For me, December is the time of end of year lists, when I add more books to my “I want to read this” list than I’ll ever be able to finish.
In our own contribution to the season, Winnipeg Public Library staff have chosen our favourite reads of 2015. Some of these titles are brand new, some are a few years old, but all are worth a look.
If you’re interested in catching up on previous years, here are WPL staff picks for 2014 and 2013. And if you still crave more, check out the Largehearted Boy blog’s annual collection of year end lists – there are hundreds!
Let’s dive right in…
Fiction for all
Aaron chose Italo Calvino’s The Complete Cosmicomics, which “takes difficult scientific and mathematical concepts and twists them into beautiful lucid dream stories… the perfect night-stand companion before falling asleep.”
Alan found Your Fathers, Where Are They? And The Prophets, Do They Live Forever? by Dave Eggers “a quick, easy read that isn’t afraid to handle heavy topics.”
For Brian, And The Birds Rained Down by Jocelyne Saucier was “a rare novel written in exquisite prose and by far my favorite read this year.”
Derek and Suzy both chose Paula Hawkins’ bestseller The Girl on the Train, a “gripping thriller” with a “totally unreliable” narrator.
Jane “raves” about A God In Ruins, Kate Atkinson’s meticulously researched novel about a young RAF pilot’s experiences in WW2 and beyond.
Joanne says that the suspense and “stories within a story” aspect of Chitra Banerjee Divakaruni’s One Amazing Thing “had me hooked right from the start.”
Kamini “laughed out loud so many times” at The Rosie Project by Graeme Simsion.
Another double-double: Laura calls Fredrik Backman’s My Grandmother Sends Her Regards And Apologises “a great homage to story-telling and fairy tales… full of quirky misfit characters” and Erica says “why everyone has not already read this book, I do not know.”
At the opposite end of the spectrum, according to Lauren, Confessions by Kanae Minato is a dark story of a mother’s revenge that “will make you yell, “Holy — !” out loud.”
Lori calls Sophie Divry’s The Library Of Unrequited Love “a touching and at times laugh out loud funny story.”
Patricia enjoyed The Little Paris Bookshop by Nina George with its depiction of “a literary apothecary, who prescribes novels to mend broken hearts and souls but can’t heal himself.”
Petra calls Joshua Gaylord’s When We Were Animals “a unique coming of age story that combines a mix of genres to illustrate the physical and mental brutalities of growing up.”

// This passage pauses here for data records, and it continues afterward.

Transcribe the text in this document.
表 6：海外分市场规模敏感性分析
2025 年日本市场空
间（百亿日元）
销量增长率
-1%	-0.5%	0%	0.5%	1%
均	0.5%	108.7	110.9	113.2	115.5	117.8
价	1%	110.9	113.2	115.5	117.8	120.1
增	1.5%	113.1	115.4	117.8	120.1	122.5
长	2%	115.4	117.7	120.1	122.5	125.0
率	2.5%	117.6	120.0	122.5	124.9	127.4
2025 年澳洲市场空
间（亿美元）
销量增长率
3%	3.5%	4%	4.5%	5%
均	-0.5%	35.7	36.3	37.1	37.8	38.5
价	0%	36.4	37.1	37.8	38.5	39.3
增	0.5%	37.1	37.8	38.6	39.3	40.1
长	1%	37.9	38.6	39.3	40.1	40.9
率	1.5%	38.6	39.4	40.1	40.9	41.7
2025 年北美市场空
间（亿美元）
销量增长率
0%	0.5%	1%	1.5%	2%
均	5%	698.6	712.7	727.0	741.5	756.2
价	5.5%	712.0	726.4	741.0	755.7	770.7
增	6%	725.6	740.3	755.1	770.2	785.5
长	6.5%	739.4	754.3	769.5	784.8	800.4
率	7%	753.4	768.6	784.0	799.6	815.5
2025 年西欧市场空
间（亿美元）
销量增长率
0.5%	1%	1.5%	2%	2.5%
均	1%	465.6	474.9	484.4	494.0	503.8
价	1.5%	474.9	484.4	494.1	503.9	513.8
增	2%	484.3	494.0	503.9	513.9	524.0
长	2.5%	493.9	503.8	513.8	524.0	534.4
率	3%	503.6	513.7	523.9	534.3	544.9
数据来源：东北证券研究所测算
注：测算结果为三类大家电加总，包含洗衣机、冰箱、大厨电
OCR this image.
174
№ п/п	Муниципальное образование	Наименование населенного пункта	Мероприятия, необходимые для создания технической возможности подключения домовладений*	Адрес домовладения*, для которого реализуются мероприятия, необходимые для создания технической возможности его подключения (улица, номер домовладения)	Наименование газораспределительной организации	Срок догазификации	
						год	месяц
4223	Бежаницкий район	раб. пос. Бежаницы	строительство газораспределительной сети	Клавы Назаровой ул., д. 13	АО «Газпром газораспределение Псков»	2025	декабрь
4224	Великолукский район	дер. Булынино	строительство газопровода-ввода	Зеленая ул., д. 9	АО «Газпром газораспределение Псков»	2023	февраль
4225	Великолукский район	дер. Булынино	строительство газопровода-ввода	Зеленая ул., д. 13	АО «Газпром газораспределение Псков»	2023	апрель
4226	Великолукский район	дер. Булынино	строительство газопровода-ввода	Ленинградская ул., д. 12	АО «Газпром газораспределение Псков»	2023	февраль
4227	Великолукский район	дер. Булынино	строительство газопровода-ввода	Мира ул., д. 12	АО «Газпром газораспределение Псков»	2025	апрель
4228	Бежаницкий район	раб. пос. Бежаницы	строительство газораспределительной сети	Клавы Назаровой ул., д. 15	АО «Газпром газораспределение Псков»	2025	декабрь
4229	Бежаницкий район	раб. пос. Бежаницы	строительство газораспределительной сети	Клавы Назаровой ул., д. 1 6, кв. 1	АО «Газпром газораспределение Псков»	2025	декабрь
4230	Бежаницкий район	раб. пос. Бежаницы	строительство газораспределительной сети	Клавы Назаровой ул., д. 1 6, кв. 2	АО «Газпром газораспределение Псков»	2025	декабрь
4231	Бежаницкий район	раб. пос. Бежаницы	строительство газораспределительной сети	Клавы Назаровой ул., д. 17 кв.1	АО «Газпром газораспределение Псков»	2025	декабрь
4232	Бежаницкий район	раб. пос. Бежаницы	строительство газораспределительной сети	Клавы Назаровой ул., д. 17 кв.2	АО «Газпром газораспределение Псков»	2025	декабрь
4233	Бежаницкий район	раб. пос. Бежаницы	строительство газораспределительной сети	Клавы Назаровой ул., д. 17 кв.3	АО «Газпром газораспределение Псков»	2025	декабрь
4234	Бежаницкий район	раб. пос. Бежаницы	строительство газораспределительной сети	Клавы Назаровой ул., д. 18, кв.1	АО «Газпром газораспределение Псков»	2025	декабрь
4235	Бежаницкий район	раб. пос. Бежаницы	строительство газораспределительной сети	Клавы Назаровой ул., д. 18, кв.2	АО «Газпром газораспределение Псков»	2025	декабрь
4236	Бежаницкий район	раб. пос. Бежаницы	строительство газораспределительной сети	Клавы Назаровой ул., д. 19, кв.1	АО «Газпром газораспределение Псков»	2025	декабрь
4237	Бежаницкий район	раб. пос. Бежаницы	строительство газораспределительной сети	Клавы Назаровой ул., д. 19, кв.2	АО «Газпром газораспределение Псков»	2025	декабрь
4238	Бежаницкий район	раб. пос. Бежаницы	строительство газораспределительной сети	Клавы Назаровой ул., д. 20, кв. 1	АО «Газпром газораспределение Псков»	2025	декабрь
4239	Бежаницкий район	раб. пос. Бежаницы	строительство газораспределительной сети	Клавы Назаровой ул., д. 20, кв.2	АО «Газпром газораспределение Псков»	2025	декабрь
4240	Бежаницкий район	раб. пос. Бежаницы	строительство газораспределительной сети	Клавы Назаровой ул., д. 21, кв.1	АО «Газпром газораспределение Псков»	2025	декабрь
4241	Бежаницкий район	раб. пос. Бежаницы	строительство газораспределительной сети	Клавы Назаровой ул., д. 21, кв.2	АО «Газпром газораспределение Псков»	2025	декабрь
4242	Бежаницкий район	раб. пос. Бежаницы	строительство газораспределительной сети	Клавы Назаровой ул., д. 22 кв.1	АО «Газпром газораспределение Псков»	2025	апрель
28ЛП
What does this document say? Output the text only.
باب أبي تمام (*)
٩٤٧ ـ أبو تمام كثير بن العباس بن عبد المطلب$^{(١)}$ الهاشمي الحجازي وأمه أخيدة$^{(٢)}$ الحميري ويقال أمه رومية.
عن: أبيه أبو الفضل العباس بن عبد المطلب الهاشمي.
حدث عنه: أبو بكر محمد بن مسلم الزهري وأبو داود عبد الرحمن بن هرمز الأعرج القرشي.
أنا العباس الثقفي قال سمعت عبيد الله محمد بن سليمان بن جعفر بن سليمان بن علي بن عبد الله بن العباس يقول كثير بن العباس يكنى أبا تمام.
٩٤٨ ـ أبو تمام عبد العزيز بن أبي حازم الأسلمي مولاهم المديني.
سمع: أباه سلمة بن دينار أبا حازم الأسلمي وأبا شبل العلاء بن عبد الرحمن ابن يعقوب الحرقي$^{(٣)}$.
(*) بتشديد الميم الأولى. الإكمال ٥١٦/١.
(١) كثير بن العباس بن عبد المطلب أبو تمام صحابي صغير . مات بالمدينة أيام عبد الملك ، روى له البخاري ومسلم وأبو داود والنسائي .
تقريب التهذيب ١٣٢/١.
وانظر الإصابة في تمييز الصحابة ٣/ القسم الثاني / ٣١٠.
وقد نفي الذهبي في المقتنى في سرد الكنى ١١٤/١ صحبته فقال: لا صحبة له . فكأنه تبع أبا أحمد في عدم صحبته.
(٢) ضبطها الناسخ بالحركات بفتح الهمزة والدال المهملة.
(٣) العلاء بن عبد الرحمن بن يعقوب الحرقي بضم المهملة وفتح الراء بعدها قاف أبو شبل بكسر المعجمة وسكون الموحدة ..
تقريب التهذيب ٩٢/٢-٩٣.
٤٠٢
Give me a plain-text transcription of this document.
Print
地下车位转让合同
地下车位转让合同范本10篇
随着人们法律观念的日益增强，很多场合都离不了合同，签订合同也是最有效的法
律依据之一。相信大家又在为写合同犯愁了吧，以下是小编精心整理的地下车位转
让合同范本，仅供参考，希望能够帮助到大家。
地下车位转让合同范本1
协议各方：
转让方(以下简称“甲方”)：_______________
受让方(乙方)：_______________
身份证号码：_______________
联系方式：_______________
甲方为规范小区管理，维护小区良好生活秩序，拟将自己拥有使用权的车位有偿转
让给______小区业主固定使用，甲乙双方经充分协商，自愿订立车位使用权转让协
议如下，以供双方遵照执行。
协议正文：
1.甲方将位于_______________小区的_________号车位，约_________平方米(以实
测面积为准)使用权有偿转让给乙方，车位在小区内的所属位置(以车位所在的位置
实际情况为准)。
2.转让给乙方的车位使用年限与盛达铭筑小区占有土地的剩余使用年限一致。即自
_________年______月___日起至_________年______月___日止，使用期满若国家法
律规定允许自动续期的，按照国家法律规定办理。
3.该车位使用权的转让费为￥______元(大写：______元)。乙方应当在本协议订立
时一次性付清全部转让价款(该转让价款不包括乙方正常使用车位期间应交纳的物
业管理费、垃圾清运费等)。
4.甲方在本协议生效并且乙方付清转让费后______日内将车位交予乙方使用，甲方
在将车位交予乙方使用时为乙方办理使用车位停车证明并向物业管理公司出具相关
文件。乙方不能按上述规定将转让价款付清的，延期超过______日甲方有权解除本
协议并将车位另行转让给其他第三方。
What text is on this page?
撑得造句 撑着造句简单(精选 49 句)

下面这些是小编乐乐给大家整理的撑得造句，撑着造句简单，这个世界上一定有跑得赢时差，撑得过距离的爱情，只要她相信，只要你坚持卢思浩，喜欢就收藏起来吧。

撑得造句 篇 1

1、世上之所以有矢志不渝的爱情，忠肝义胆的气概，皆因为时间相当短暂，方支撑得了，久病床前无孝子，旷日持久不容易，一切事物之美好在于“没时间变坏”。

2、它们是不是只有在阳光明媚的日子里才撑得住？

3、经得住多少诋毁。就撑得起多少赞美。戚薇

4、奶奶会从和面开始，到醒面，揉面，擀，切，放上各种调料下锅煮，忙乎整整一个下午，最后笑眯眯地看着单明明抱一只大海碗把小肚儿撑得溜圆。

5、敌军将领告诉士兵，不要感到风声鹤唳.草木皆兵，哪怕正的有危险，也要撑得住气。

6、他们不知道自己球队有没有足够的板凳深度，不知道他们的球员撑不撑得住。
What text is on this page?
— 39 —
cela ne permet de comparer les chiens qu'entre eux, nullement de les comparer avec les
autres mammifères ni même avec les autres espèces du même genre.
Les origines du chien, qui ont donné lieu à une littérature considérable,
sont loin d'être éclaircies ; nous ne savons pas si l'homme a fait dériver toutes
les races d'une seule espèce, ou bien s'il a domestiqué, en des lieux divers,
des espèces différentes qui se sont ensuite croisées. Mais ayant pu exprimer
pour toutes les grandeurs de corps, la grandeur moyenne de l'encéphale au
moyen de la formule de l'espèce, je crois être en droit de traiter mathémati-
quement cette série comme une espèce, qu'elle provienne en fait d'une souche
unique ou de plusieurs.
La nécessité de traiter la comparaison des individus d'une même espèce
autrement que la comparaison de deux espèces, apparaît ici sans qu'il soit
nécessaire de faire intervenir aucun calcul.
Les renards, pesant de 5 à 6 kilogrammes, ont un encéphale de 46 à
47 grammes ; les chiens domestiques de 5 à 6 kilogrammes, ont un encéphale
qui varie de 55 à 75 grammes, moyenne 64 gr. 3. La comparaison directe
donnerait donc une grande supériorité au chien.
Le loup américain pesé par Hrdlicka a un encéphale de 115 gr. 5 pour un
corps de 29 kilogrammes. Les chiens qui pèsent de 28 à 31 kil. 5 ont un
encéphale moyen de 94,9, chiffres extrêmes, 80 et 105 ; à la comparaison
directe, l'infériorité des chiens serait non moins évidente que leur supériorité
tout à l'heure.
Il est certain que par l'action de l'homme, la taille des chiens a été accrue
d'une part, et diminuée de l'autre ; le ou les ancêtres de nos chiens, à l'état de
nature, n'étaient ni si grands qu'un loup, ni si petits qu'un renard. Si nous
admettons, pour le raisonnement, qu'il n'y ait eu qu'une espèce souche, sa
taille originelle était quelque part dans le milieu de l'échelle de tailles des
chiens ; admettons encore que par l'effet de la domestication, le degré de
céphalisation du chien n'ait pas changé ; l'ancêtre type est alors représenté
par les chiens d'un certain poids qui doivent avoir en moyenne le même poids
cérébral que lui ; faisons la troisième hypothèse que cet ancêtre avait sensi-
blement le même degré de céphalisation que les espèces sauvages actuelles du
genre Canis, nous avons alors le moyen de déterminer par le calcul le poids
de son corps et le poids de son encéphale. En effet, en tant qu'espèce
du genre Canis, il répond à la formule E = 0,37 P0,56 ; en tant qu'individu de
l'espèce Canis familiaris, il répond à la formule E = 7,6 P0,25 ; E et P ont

If you’re looking for “a fast paced, OMG, what next kind of book,” Tracey thinks Andy Weir’s The Martian (of the blockbuster movie) will fit the bill.
Vicky chose Uprooted by Naomi Novik, a vibrant story of “magic, romance, politics, intrigue, war…”
All kinds of non-fiction
Andrea recommends listening to the audiobook version of Yes Please to hear Amy Poehler read her own book (along with her parents, Kathleen Turner, Patrick Stewart, Carol Burnett, and others).
Brittany found Dan Harris’ 10% Happier
that recounts his world-wide search for peace and spiritual enlightenment “a non-preachy endorsement for meditation.”
Chance was enthralled by the story of poet James Merrill
as told by Langdon Hammer, from wealth (as in Merrill Lynch) to communing with spirits through a Ouija board.
Kyle believes Ta-nehisi Coates’ Between The World And Me is “one of the best books that outlines the violence that African-Americans face in the United States” and “more relevant than ever.”
In preparation for an overseas trip, Lyle read Phil Cousineau’s The Art Of Pilgrimage, about how to make travel “a meaningful journey of the human heart, rather than just an escape from everyday life.”
Randy says that Oprah Winfrey’s common-sense-filled What I Know For Sure is “definitely worth a look.”
Rémi‘s favourite book was H Is For Hawk by Helen Macdonald, “touchingly honest and filled with passion and grief, the first for her hawk and the second for her late father.”
Monica chose M Train, Patti Smith’s “beautifully written and insightful memoir.”
For young and young-at-heart readers
Colette says that “younger readers will enjoy all the secret codes and alchemical symbols” in Kevin Sands’ The Blackthorn Key, but she recommends it for all ages.
The Tide Of Unmaking by Wayne Thomas Batson and Christopher Hopper is the final book in the Berinfell Prophecies trilogy, and impressed Courtney with “so many things woven together as you go along.”
Kathleen finally picked up John Flanagan’s popular Ranger’s Apprentice series this year (starting with The Ruins Of Gorlan) and tore through these “approachable for reluctant readers and detailed enough for a more sophisticated read.”
Lindsay picked Me, Earl and the Dying Girl by Jesse Andrews: “It was blunt, and it was honest. And it was also hilarious.”
According to Terri, if you read B. J. Novak’s The Book With No Pictures to a child once, get ready to read it again, and again, and again!
What would you choose as your favourite read of 2015?